COLUMBUS (WCMH) — Mother’s Day weekend is the traditional time to plant tender annuals and vegetables in central Ohio, except in the rural eastern valleys, which are susceptible to a light frost into the third week of May.
But you’ll have to work around thick, soggy ground in places this weekend, with few air pockets typical of clay soils, which could lead to problems later if the excess moisture does not drain.
Mark Reiner, a third-generation nurseryman in a family business that goes back 70 years on Oakland Park Ave. in northwest Columbus, described some changes in plant selections in central Ohio as the weather warms.
“Planting tropicals, Florida tropicals, in the ground and in pots, has been a huge and increasing trend over the past couple of years,” said Reiner, who manages Oakland Nurseries. “It provides an amazing show from mid-spring to early and mid-fall,” Reiner noted.
Some work will require heavy lifting.
Before planting a tree or shrub, make sure you dig a hole twice the size of the root bulb, said Reiner, while stressing the importance of keeping the top of the plant about a half-inch above the surrounding soil, effectively creating a cup around the tree to hold in rainwater.
Experts recommend up to 2 inches of mulch.

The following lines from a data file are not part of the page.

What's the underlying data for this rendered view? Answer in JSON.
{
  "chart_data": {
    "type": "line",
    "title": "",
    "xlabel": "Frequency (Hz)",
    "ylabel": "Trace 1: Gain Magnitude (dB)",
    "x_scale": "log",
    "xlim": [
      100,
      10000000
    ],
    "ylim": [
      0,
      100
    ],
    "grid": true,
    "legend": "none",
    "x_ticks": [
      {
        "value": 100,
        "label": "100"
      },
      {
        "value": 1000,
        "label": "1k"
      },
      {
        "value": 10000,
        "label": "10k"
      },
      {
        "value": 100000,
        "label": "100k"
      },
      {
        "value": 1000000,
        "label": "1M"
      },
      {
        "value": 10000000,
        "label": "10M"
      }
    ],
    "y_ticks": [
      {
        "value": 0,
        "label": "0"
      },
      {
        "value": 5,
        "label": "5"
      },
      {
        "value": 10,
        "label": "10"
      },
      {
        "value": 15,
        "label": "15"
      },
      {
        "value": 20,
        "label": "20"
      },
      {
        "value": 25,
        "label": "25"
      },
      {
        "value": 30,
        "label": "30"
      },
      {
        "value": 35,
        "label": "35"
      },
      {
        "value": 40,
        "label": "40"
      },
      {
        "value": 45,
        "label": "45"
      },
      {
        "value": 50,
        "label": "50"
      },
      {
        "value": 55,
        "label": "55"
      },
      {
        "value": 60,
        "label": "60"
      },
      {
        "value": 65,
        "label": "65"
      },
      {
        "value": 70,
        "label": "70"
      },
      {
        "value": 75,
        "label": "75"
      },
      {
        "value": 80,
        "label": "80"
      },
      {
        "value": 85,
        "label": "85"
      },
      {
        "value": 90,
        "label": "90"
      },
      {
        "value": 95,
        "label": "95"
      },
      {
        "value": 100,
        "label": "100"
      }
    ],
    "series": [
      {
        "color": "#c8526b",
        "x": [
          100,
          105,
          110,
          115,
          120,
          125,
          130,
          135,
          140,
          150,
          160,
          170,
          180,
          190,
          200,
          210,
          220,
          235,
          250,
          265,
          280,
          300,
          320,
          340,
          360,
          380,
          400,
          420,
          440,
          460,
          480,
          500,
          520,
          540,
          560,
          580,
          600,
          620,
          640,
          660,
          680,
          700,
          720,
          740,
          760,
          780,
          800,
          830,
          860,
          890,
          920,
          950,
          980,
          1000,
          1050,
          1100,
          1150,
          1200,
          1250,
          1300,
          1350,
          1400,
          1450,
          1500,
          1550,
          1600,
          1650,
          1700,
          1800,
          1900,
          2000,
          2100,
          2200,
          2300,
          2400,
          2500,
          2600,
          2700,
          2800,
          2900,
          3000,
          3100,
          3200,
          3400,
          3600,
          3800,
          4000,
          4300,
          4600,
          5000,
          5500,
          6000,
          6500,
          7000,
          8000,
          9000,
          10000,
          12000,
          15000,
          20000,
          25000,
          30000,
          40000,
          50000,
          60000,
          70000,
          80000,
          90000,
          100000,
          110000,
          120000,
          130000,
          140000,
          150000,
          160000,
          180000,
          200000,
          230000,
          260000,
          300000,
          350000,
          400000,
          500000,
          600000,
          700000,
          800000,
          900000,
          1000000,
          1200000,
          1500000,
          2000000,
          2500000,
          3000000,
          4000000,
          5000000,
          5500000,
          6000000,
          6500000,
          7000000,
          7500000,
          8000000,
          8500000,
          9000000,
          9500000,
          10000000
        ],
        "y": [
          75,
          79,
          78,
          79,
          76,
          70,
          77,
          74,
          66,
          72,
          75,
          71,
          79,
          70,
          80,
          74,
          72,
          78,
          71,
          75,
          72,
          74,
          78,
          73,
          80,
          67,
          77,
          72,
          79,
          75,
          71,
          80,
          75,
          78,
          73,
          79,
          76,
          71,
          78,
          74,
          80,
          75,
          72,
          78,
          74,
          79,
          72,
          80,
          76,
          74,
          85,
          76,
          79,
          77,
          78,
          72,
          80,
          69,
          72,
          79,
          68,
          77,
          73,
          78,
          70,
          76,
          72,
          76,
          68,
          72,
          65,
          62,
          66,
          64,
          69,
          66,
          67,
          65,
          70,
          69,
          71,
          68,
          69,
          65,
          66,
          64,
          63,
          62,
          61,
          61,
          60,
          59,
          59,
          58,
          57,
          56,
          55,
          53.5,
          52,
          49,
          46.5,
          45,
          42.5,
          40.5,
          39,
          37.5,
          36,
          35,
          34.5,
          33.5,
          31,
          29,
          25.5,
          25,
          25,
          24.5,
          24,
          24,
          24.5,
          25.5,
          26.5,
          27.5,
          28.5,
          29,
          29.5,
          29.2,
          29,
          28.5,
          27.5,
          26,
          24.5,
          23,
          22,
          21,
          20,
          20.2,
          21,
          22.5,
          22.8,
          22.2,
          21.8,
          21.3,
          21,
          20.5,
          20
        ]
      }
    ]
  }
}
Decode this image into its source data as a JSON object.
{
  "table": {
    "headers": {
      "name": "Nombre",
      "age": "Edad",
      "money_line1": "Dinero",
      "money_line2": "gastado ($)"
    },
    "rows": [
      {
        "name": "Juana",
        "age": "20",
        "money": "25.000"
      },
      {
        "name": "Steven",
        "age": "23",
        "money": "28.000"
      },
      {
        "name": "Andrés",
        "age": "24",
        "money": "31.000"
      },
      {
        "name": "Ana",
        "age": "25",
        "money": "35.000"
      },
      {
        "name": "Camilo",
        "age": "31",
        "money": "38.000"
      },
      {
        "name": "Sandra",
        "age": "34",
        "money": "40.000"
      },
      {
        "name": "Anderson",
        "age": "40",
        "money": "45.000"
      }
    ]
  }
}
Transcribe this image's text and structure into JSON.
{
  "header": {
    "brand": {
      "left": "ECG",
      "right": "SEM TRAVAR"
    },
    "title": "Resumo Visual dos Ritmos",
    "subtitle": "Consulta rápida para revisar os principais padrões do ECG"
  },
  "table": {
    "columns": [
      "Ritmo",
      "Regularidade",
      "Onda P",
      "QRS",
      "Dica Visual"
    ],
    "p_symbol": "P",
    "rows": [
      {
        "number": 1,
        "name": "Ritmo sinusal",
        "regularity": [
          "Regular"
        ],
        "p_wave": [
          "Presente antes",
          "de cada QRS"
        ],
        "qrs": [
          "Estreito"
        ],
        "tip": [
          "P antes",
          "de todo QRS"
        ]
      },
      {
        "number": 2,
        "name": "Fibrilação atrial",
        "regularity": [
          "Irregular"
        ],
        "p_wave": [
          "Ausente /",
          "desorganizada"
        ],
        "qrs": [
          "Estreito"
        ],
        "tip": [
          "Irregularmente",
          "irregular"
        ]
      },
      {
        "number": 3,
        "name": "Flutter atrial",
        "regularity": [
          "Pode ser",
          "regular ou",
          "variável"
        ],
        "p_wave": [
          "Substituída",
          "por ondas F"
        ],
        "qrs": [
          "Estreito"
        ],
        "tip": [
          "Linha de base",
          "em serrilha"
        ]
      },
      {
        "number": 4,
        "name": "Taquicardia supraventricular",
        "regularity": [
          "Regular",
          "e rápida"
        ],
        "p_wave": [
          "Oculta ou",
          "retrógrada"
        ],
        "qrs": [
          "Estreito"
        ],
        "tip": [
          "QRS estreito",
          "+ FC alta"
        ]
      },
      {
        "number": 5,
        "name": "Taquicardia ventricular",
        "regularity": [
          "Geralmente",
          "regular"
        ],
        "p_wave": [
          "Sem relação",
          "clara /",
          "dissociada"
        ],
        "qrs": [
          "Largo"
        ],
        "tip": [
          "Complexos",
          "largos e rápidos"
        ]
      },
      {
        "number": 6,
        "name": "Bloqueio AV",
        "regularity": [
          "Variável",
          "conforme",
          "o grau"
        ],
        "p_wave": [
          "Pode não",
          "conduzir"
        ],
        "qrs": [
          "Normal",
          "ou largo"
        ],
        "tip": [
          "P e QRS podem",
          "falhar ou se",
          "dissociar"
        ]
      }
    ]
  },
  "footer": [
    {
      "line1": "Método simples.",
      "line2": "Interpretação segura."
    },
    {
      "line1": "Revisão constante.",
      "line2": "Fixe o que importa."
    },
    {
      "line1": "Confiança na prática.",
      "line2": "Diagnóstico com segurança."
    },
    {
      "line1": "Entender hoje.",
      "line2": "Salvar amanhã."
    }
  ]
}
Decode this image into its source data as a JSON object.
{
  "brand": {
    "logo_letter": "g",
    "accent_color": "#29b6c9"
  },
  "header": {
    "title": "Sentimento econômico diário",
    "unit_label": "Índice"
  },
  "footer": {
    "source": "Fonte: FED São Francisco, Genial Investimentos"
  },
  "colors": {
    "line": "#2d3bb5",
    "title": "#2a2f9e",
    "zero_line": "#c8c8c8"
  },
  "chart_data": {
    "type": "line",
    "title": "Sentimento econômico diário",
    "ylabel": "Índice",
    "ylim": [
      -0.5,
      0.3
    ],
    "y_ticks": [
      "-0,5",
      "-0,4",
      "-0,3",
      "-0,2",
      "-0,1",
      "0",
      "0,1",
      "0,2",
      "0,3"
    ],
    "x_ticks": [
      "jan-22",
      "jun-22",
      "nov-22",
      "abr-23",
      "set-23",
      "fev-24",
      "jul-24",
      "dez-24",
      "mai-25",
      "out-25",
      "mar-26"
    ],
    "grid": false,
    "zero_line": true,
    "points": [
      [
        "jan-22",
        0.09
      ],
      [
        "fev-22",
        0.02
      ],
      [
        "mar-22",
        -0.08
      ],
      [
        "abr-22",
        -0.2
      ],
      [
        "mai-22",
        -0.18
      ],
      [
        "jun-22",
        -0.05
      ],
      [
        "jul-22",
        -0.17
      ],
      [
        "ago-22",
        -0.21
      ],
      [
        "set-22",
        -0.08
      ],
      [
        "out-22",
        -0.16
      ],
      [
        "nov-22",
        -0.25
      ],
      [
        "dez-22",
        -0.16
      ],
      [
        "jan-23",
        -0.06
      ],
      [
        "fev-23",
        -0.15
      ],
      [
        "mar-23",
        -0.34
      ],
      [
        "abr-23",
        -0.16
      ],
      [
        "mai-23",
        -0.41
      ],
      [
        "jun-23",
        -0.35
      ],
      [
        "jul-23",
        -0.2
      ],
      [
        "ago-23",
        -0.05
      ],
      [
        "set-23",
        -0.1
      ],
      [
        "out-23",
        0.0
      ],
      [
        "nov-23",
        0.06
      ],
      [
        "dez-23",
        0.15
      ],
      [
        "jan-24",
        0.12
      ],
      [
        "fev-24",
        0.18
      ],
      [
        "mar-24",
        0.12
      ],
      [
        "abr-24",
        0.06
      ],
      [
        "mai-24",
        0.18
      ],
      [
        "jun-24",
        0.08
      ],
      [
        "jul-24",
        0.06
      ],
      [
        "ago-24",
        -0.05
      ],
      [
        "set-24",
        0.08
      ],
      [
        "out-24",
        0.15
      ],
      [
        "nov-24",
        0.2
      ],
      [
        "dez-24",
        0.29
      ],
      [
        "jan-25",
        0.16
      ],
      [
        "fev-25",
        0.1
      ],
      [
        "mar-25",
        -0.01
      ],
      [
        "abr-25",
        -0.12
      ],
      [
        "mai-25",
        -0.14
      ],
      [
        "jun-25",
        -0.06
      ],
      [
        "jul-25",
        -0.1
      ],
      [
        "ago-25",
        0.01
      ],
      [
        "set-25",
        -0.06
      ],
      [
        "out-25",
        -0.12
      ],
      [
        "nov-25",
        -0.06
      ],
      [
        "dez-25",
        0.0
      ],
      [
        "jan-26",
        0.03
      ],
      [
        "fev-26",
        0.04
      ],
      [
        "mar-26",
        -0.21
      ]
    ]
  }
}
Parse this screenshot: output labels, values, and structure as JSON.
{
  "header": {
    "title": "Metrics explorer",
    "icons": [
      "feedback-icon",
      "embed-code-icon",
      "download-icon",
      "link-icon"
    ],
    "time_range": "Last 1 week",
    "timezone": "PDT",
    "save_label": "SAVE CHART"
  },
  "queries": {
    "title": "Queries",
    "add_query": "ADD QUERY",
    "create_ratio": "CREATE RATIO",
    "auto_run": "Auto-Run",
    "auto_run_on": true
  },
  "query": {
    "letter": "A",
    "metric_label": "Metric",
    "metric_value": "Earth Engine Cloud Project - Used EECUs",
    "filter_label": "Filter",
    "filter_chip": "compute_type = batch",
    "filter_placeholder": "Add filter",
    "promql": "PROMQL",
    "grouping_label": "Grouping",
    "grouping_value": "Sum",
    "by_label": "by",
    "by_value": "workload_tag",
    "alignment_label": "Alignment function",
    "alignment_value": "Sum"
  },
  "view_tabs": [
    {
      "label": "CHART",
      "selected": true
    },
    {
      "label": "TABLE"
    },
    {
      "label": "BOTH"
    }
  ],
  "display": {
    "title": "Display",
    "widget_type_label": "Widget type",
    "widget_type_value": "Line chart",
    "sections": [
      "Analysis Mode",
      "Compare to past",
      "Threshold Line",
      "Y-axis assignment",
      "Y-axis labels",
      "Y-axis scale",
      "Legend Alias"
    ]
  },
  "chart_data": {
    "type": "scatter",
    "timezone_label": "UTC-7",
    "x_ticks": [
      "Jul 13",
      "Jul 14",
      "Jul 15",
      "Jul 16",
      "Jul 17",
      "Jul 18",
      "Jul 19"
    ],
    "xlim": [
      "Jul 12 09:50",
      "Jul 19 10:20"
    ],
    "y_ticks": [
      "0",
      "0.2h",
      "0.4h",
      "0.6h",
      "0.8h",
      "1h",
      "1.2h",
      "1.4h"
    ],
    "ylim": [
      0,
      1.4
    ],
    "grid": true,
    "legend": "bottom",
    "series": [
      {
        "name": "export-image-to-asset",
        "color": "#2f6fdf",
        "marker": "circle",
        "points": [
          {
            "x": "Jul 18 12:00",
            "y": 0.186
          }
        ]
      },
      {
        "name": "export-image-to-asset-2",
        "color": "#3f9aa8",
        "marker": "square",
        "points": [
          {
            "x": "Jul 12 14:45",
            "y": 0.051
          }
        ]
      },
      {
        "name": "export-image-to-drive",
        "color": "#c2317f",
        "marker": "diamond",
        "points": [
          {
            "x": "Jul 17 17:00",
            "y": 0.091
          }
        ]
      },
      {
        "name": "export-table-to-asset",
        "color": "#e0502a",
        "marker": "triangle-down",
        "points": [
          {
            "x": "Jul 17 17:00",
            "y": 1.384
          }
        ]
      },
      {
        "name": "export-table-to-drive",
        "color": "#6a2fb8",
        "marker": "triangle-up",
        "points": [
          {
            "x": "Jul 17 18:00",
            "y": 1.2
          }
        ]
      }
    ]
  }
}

Dark organic matter retains moisture heading into the normally drier summer months, which can be mixed with peat moss and humus.
So far this spring, precipitation is running more than 6 inches above normal in the Columbus area; and that’s coming on the heels of a record wet year in 2018.
Bill Diamond, a retired Columbus firefighter, is letting his wife Susan make all the Mother’s Day selections.
“I make a list, but I always buy more than what’s on my list,” said Susan Diamond. “She does a wonderful job,” her husband chimed in.
Jan and Jack Branham came down from Westerville to find colorful holiday flowers.
“After 47 years we both like the same thing,” said Jan Branham.
From gardenias to jasmine, hibiscus, shade-loving begonias, hydrangeas, hanging baskets and planters — and an array of garden vegetables such as tomatoes and peppers — it’s finally that time of year.